The range of investments that you can hold in a Sipp are many and varied, ranging from stocks and shares to futures and options, and from collective investments such as unit trusts to bank deposits and commercial property.
Despite being previously widely trailed, there are distinct tax disadvantages to the holding of exotic assets such as vintage cars, wine, stamps and art, so these are effectively off the list for investors.
The tax treatment of a Sipp is identical to that of a conventional personal pension you take out with an insurance company. Individual contributions receive automatic tax relief at the holder’s marginal rate while any contributions by employers are allowable against corporation tax or income tax.
Income from assets in the scheme will remain untaxed and growth in the pension is free from capital gains tax.
Income taken in retirement from either an annuity or via income withdrawal is taxed as earned income at the member’s highest marginal rate.
Understandably for a more flexible style contract, the structure of a Sipp is slightly more complex than a personal pension and necessitates the involvement of a scheme administrator.

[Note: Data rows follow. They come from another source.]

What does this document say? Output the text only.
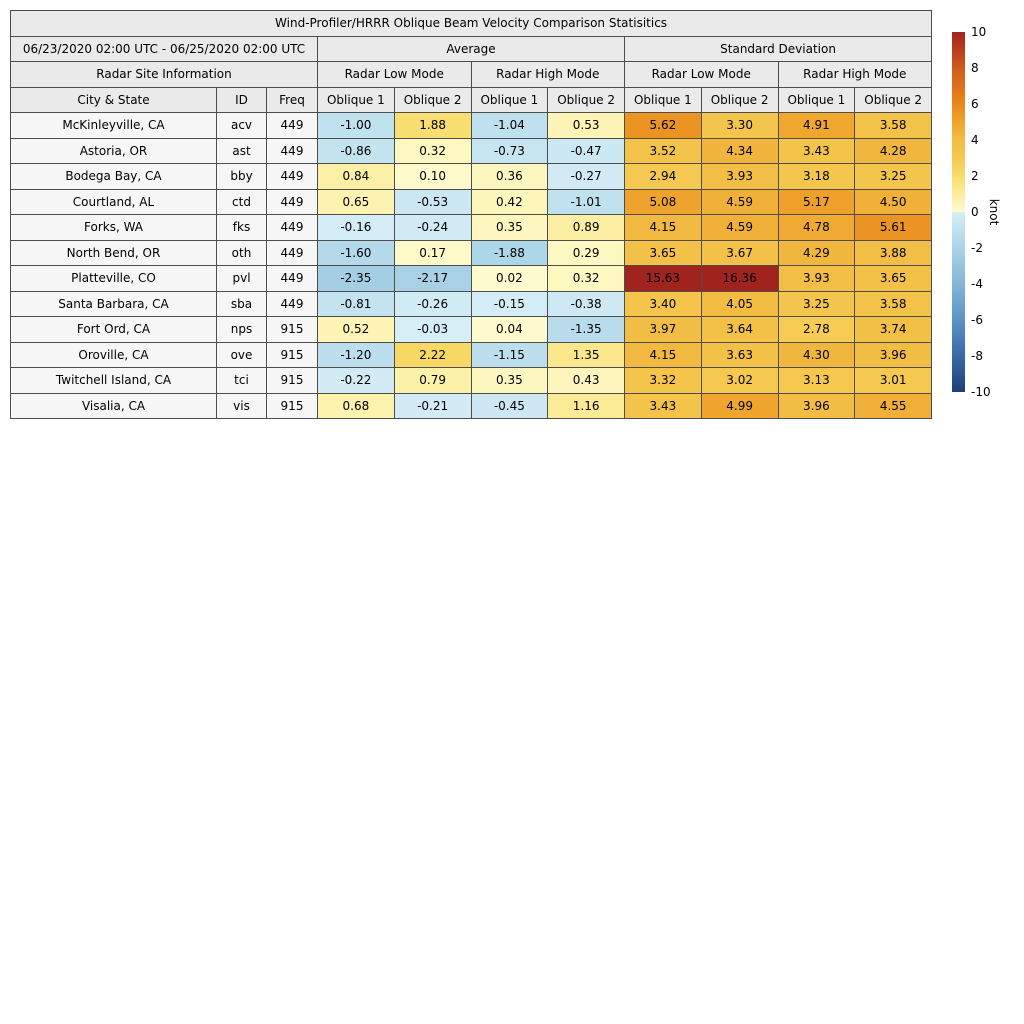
Wind-Profiler/HRRR Oblique Beam Velocity Comparison Statisitics										
06/23/2020 02:00 UTC - 06/25/2020 02:00 UTC			Average				Standard Deviation			
Radar Site Information			Radar Low Mode		Radar High Mode		Radar Low Mode		Radar High Mode	
City & State	ID	Freq	Oblique 1	Oblique 2	Oblique 1	Oblique 2	Oblique 1	Oblique 2	Oblique 1	Oblique 2
McKinleyville, CA	acv	449	-1.00	1.88	-1.04	0.53	5.62	3.30	4.91	3.58
Astoria, OR	ast	449	-0.86	0.32	-0.73	-0.47	3.52	4.34	3.43	4.28
Bodega Bay, CA	bby	449	0.84	0.10	0.36	-0.27	2.94	3.93	3.18	3.25
Courtland, AL	ctd	449	0.65	-0.53	0.42	-1.01	5.08	4.59	5.17	4.50
Forks, WA	fks	449	-0.16	-0.24	0.35	0.89	4.15	4.59	4.78	5.61
North Bend, OR	oth	449	-1.60	0.17	-1.88	0.29	3.65	3.67	4.29	3.88
Platteville, CO	pvl	449	-2.35	-2.17	0.02	0.32	15.63	16.36	3.93	3.65
Santa Barbara, CA	sba	449	-0.81	-0.26	-0.15	-0.38	3.40	4.05	3.25	3.58
Fort Ord, CA	nps	915	0.52	-0.03	0.04	-1.35	3.97	3.64	2.78	3.74
Oroville, CA	ove	915	-1.20	2.22	-1.15	1.35	4.15	3.63	4.30	3.96
Twitchell Island, CA	tci	915	-0.22	0.79	0.35	0.43	3.32	3.02	3.13	3.01
Visalia, CA	vis	915	0.68	-0.21	-0.45	1.16	3.43	4.99	3.96	4.55
10
8
6
4
2
0
-2
-4
-6
-8
-10
knot
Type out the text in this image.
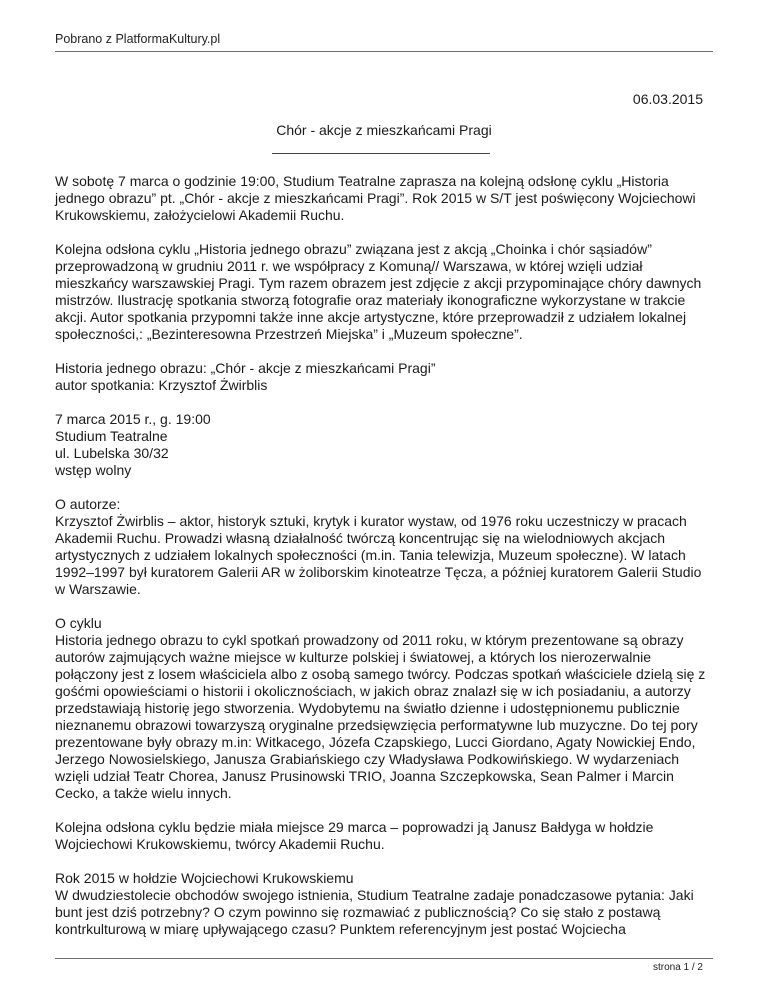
Pobrano z PlatformaKultury.pl
06.03.2015
Chór - akcje z mieszkańcami Pragi

W sobotę 7 marca o godzinie 19:00, Studium Teatralne zaprasza na kolejną odsłonę cyklu „Historia jednego obrazu” pt. „Chór - akcje z mieszkańcami Pragi”. Rok 2015 w S/T jest poświęcony Wojciechowi Krukowskiemu, założycielowi Akademii Ruchu.

Kolejna odsłona cyklu „Historia jednego obrazu” związana jest z akcją „Choinka i chór sąsiadów” przeprowadzoną w grudniu 2011 r. we współpracy z Komuną// Warszawa, w której wzięli udział mieszkańcy warszawskiej Pragi. Tym razem obrazem jest zdjęcie z akcji przypominające chóry dawnych mistrzów. Ilustrację spotkania stworzą fotografie oraz materiały ikonograficzne wykorzystane w trakcie akcji. Autor spotkania przypomni także inne akcje artystyczne, które przeprowadził z udziałem lokalnej społeczności,: „Bezinteresowna Przestrzeń Miejska” i „Muzeum społeczne”.

Historia jednego obrazu: „Chór - akcje z mieszkańcami Pragi”
autor spotkania: Krzysztof Żwirblis

7 marca 2015 r., g. 19:00
Studium Teatralne
ul. Lubelska 30/32
wstęp wolny

O autorze:
Krzysztof Żwirblis – aktor, historyk sztuki, krytyk i kurator wystaw, od 1976 roku uczestniczy w pracach Akademii Ruchu. Prowadzi własną działalność twórczą koncentrując się na wielodniowych akcjach artystycznych z udziałem lokalnych społeczności (m.in. Tania telewizja, Muzeum społeczne). W latach 1992–1997 był kuratorem Galerii AR w żoliborskim kinoteatrze Tęcza, a później kuratorem Galerii Studio w Warszawie.

O cyklu
Historia jednego obrazu to cykl spotkań prowadzony od 2011 roku, w którym prezentowane są obrazy autorów zajmujących ważne miejsce w kulturze polskiej i światowej, a których los nierozerwalnie połączony jest z losem właściciela albo z osobą samego twórcy. Podczas spotkań właściciele dzielą się z gośćmi opowieściami o historii i okolicznościach, w jakich obraz znalazł się w ich posiadaniu, a autorzy przedstawiają historię jego stworzenia. Wydobytemu na światło dzienne i udostępnionemu publicznie nieznanemu obrazowi towarzyszą oryginalne przedsięwzięcia performatywne lub muzyczne. Do tej pory prezentowane były obrazy m.in: Witkacego, Józefa Czapskiego, Lucci Giordano, Agaty Nowickiej Endo, Jerzego Nowosielskiego, Janusza Grabiańskiego czy Władysława Podkowińskiego. W wydarzeniach wzięli udział Teatr Chorea, Janusz Prusinowski TRIO, Joanna Szczepkowska, Sean Palmer i Marcin Cecko, a także wielu innych.

Kolejna odsłona cyklu będzie miała miejsce 29 marca – poprowadzi ją Janusz Bałdyga w hołdzie Wojciechowi Krukowskiemu, twórcy Akademii Ruchu.

Rok 2015 w hołdzie Wojciechowi Krukowskiemu
W dwudziestoleciе obchodów swojego istnienia, Studium Teatralne zadaje ponadczasowe pytania: Jaki bunt jest dziś potrzebny? O czym powinno się rozmawiać z publicznością? Co się stało z postawą kontrkulturową w miarę upływającego czasu? Punktem referencyjnym jest postać Wojciecha

strona 1 / 2
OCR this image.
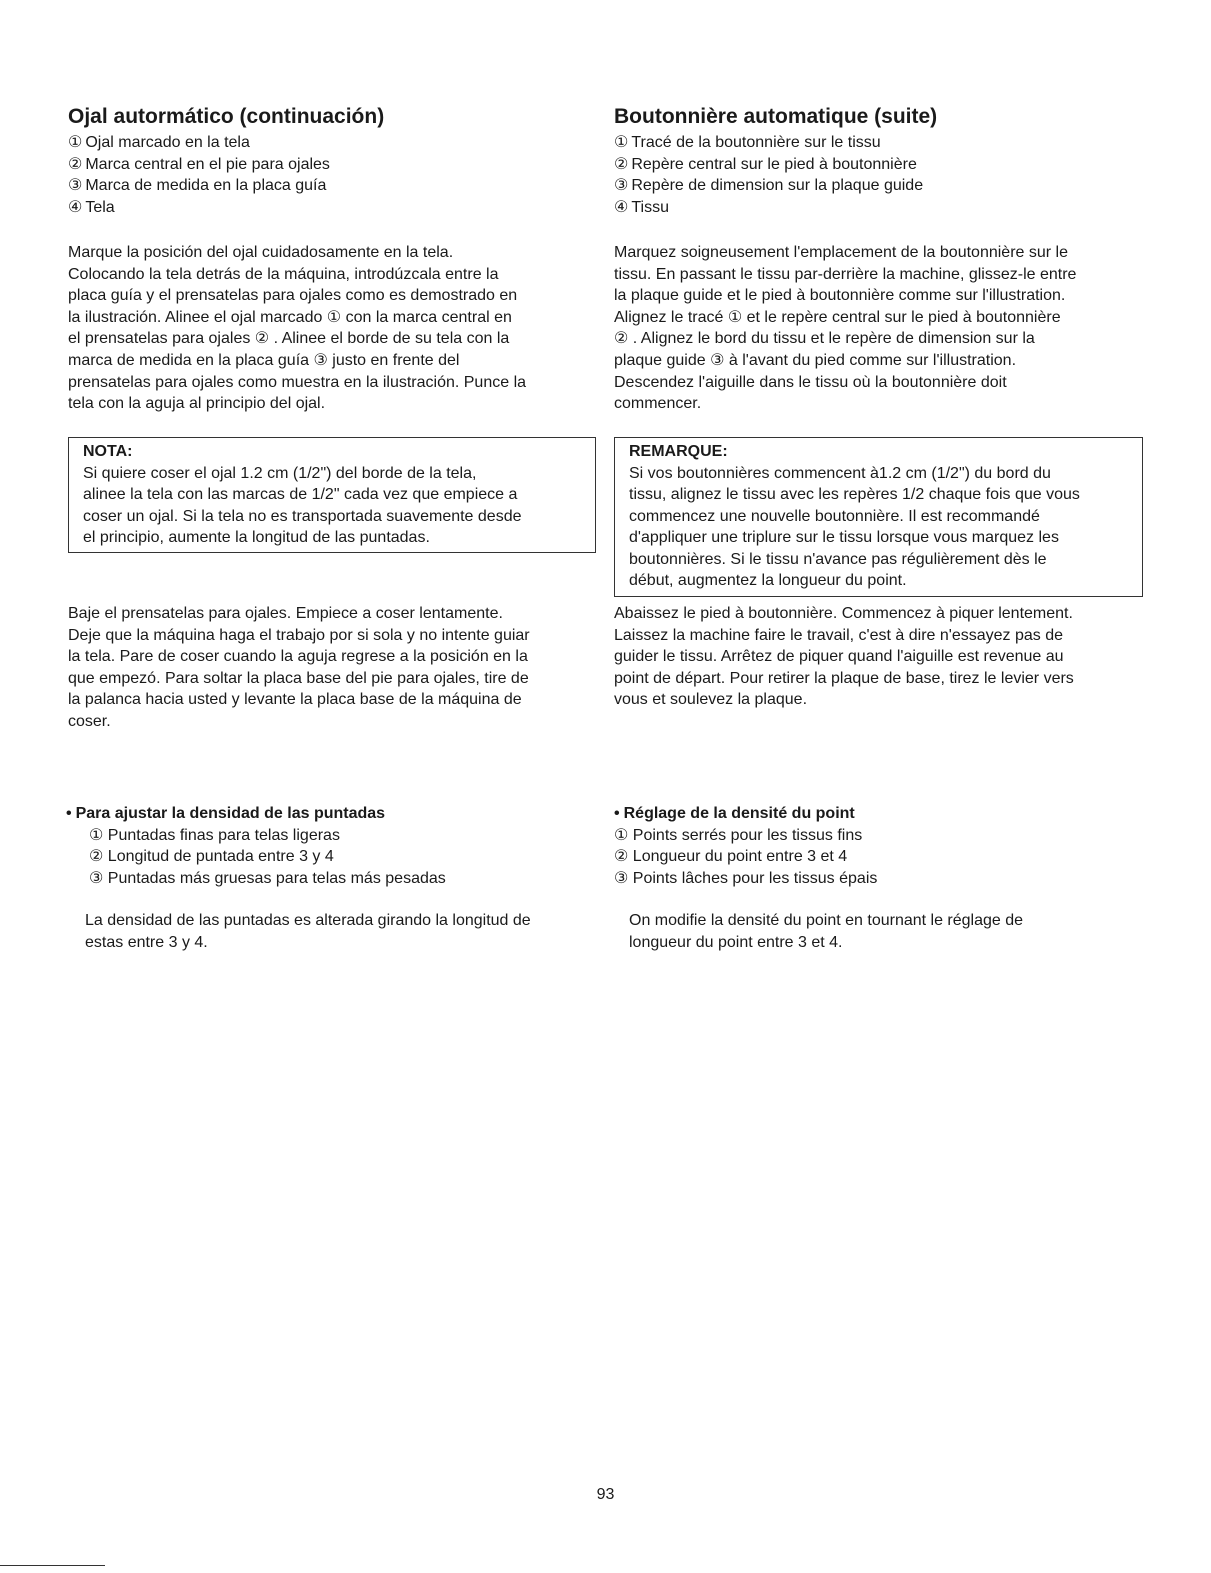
Ojal autormático (continuación)
① Ojal marcado en la tela
② Marca central en el pie para ojales
③ Marca de medida en la placa guía
④ Tela

Marque la posición del ojal cuidadosamente en la tela.
Colocando la tela detrás de la máquina, introdúzcala entre la
placa guía y el prensatelas para ojales como es demostrado en
la ilustración. Alinee el ojal marcado ① con la marca central en
el prensatelas para ojales ② . Alinee el borde de su tela con la
marca de medida en la placa guía ③ justo en frente del
prensatelas para ojales como muestra en la ilustración. Punce la
tela con la aguja al principio del ojal.

NOTA:
Si quiere coser el ojal 1.2 cm (1/2") del borde de la tela,
alinee la tela con las marcas de 1/2" cada vez que empiece a
coser un ojal. Si la tela no es transportada suavemente desde
el principio, aumente la longitud de las puntadas.

Baje el prensatelas para ojales. Empiece a coser lentamente.
Deje que la máquina haga el trabajo por si sola y no intente guiar
la tela. Pare de coser cuando la aguja regrese a la posición en la
que empezó. Para soltar la placa base del pie para ojales, tire de
la palanca hacia usted y levante la placa base de la máquina de
coser.

• Para ajustar la densidad de las puntadas
① Puntadas finas para telas ligeras
② Longitud de puntada entre 3 y 4
③ Puntadas más gruesas para telas más pesadas

La densidad de las puntadas es alterada girando la longitud de
estas entre 3 y 4.

Boutonnière automatique (suite)
① Tracé de la boutonnière sur le tissu
② Repère central sur le pied à boutonnière
③ Repère de dimension sur la plaque guide
④ Tissu

Marquez soigneusement l'emplacement de la boutonnière sur le
tissu. En passant le tissu par-derrière la machine, glissez-le entre
la plaque guide et le pied à boutonnière comme sur l'illustration.
Alignez le tracé ① et le repère central sur le pied à boutonnière
② . Alignez le bord du tissu et le repère de dimension sur la
plaque guide ③ à l'avant du pied comme sur l'illustration.
Descendez l'aiguille dans le tissu où la boutonnière doit
commencer.

REMARQUE:
Si vos boutonnières commencent à1.2 cm (1/2") du bord du
tissu, alignez le tissu avec les repères 1/2 chaque fois que vous
commencez une nouvelle boutonnière. Il est recommandé
d'appliquer une triplure sur le tissu lorsque vous marquez les
boutonnières. Si le tissu n'avance pas régulièrement dès le
début, augmentez la longueur du point.

Abaissez le pied à boutonnière. Commencez à piquer lentement.
Laissez la machine faire le travail, c'est à dire n'essayez pas de
guider le tissu. Arrêtez de piquer quand l'aiguille est revenue au
point de départ. Pour retirer la plaque de base, tirez le levier vers
vous et soulevez la plaque.

• Réglage de la densité du point
① Points serrés pour les tissus fins
② Longueur du point entre 3 et 4
③ Points lâches pour les tissus épais

On modifie la densité du point en tournant le réglage de
longueur du point entre 3 et 4.

93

The administrator exercises control over what happens within the Sipp and ensures that the requirements for tax approval continue to be met.
The question of whether an investor needs a Sipp over a personal pension plan will depend largely on the specific investment desires of the individual investor.
The fullest investment choice is available via the Sipp but this must be balanced against the slightly higher administrative burden and the underlying costs involved with the running of a Sipp.
However, as these products have now moved firmly mainstream it is often possible to find that the costs do not vary hugely, particularly once the investment funds have grown to reasonable levels.